Professor Chiu's latest article entitled, The Culture Differential in Parental Autonomy, has just been published in UC Davis Law Review (41 UC Davis L. Rev. 101 (2008)).  She is currently working on a new domestic violence piece entitled That Guy's A Batterer: A New Approach to Domestic Violence in the Information Age.  She recently presented this work at the Emerging Family Law Scholars and Teachers Conference at Cardozo School of Law and at the Inaugural Midwest Family Law Scholars Conference at the University of Indiana School of Law in Indianapolis.

Professor Chiu's scholarship has focused on some of the most difficult issues in contemporary criminal justice.  Her past articles have discussed the schizophrenic nature of our domestic violence policies, the role of motive in prosecuting low level drug offenders, the need for honest consideration of culture and the danger of criminalizing female genital cuttings.

Professor Chiu is the chairperson of the Planning Committee of the Northeast People of Color Legal Scholarship Conference.  This is an annual event that gathers legal academics of color from across the country to discuss issues and topics of importance to communities of color. 

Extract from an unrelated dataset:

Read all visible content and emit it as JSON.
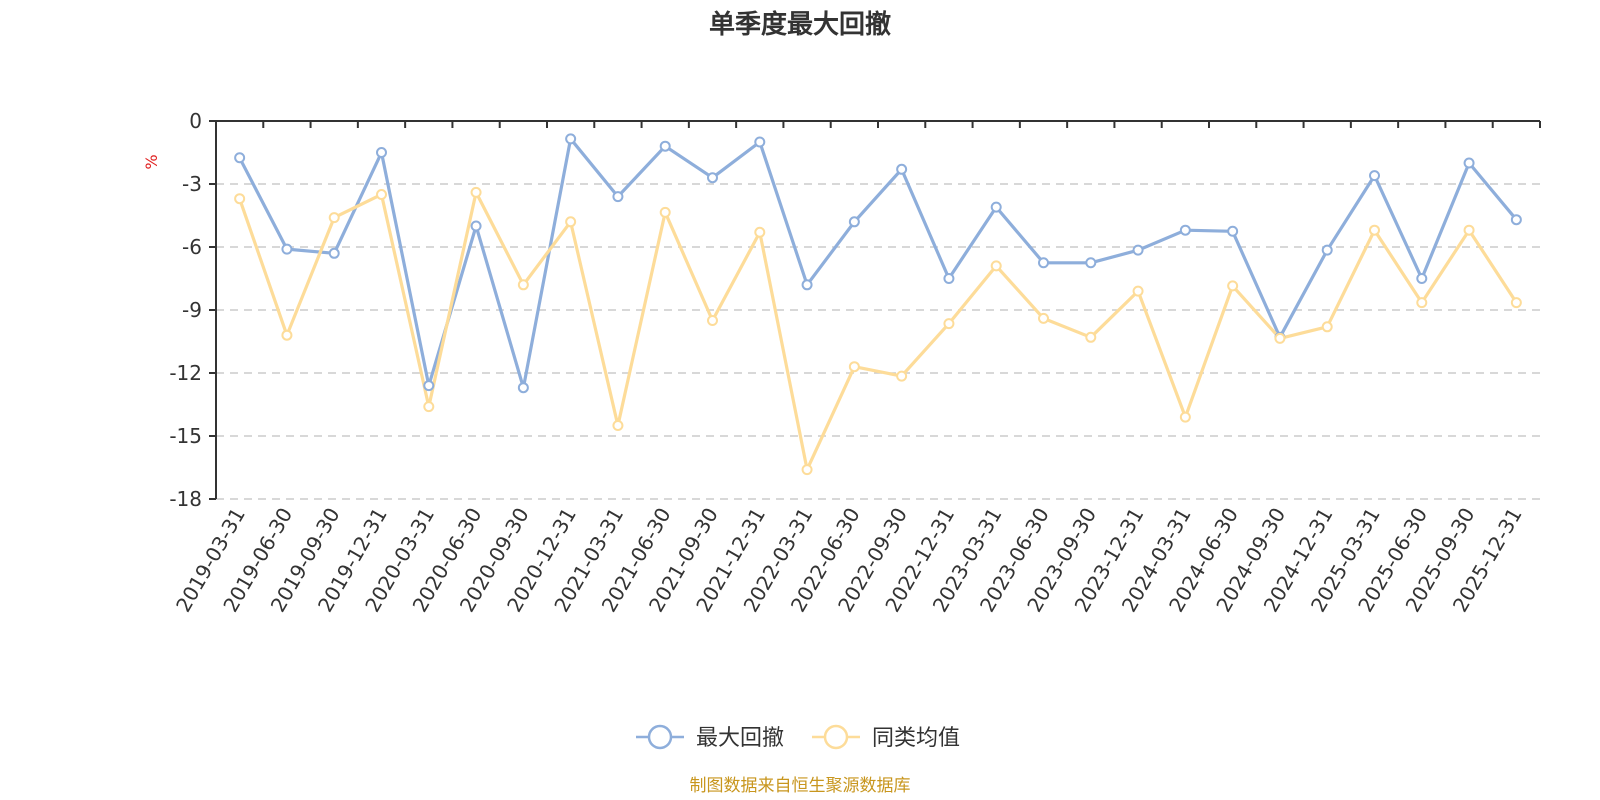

Prior to coming to St. John's, Professor Chiu was a Research Fellow at Columbia University School of Law from 2000-2001 and a Climenko-Thayer Teaching Fellow at Harvard Law School from 1999-2000. From 1994 to 1998, she was an Assistant District Attorney in Manhattan in the Trial Division where she specialized in both domestic violence and welfare fraud cases. Professor Chiu also taught as an Adjunct Professor at Yeshiva University's Cardozo Law School as part of their legal writing and research faculty from 1998-1999.

Professor Chiu is a cum laude graduate of Cornell University (A.B. 1991) and Columbia University School of Law (J.D. 1994) where she was a Senior Editor of the Columbia Law Review and a Harlan Fiske Stone Scholar.

Professor Chiu teaches Introduction to Law, Criminal Law and Family Law.